As announced in The Millions today, David Foster Wallace’s unfinished manuscript begins with lines originally published as a short story in our own TriQuarterly Fall-Winter 2002. Here is the first paragraph of that story:
Past the flannel plains and blacktop graphs and skylines of canted rust, and past the tobacco-brown river overhung with weeping trees and coins of sunlight through them on the water downriver, to the place beyond the windbreak, where untilled fields simmer shrilly in the A.M. heat: shattercane, lambsquarter, cutgrass, saw brier, nutgrass, jimsonweed, wild mint, dandelion, foxtail, spinecabbage, goldenrod, creeping charlie, butterprint, nightshade, ragweed, wild oat, vetch, butcher grass, invaginate volunteer beans, all heads nodding in a soft morning breeze like a mother's hand on your cheek. An arrow of starlings fired from the windbreak's thatch. The glitter of dew that stays where it is and steams all day. A sunflower, four more, one bowed, and horses in the distance standing rigid as toys.
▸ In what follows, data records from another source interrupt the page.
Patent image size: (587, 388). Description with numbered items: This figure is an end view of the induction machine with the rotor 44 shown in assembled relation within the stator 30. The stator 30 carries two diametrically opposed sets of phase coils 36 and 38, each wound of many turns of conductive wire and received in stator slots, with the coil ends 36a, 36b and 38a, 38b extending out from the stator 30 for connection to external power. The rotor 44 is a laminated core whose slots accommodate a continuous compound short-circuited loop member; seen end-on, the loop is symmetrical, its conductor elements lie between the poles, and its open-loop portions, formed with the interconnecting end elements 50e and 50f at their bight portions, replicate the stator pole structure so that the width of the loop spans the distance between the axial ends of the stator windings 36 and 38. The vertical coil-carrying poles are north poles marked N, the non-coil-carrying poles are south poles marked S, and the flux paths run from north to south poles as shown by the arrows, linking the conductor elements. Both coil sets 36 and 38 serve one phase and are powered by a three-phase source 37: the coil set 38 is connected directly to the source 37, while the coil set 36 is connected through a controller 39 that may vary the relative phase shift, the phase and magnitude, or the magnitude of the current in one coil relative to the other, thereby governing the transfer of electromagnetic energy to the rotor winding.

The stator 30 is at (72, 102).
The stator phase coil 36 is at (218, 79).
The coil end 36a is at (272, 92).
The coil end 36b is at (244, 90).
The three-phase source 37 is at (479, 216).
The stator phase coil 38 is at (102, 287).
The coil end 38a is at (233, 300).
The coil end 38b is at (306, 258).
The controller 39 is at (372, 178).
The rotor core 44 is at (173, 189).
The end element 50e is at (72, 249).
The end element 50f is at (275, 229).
All nodding. Electric sounds of insects at their business. Ale-colored sunshine and pale sky and whorls of cirrus so high they cast no shadow. Insects all business all the time. Quartz and chert and schist and chondrite iron scabs in granite. Very old land. Look around you. The horizon trembling, shapeless. We are all of us brothers.
The book follows several recruits joining an IRS tax return processing office in Peoria, Illinois, as they trade their souls for tedium. In his review, Jonathan Segura of Publishers Weekly writes:
It is…one hell of a document and a valiant tribute to the late Wallace, being, as it is, a transfixing and hyper-literate descent into relentless, inescapable despair.
While it's hard not to wince at each of the many mentions of suicide, Wallace is often achingly funny; a passage that begins "I have only one real story about shit. But it's a doozy" and ends with a "prison-type gang-type sexual assault gone wrong" is pants-pissingly hilarious.
The Pale King will be released next month by Little, Brown.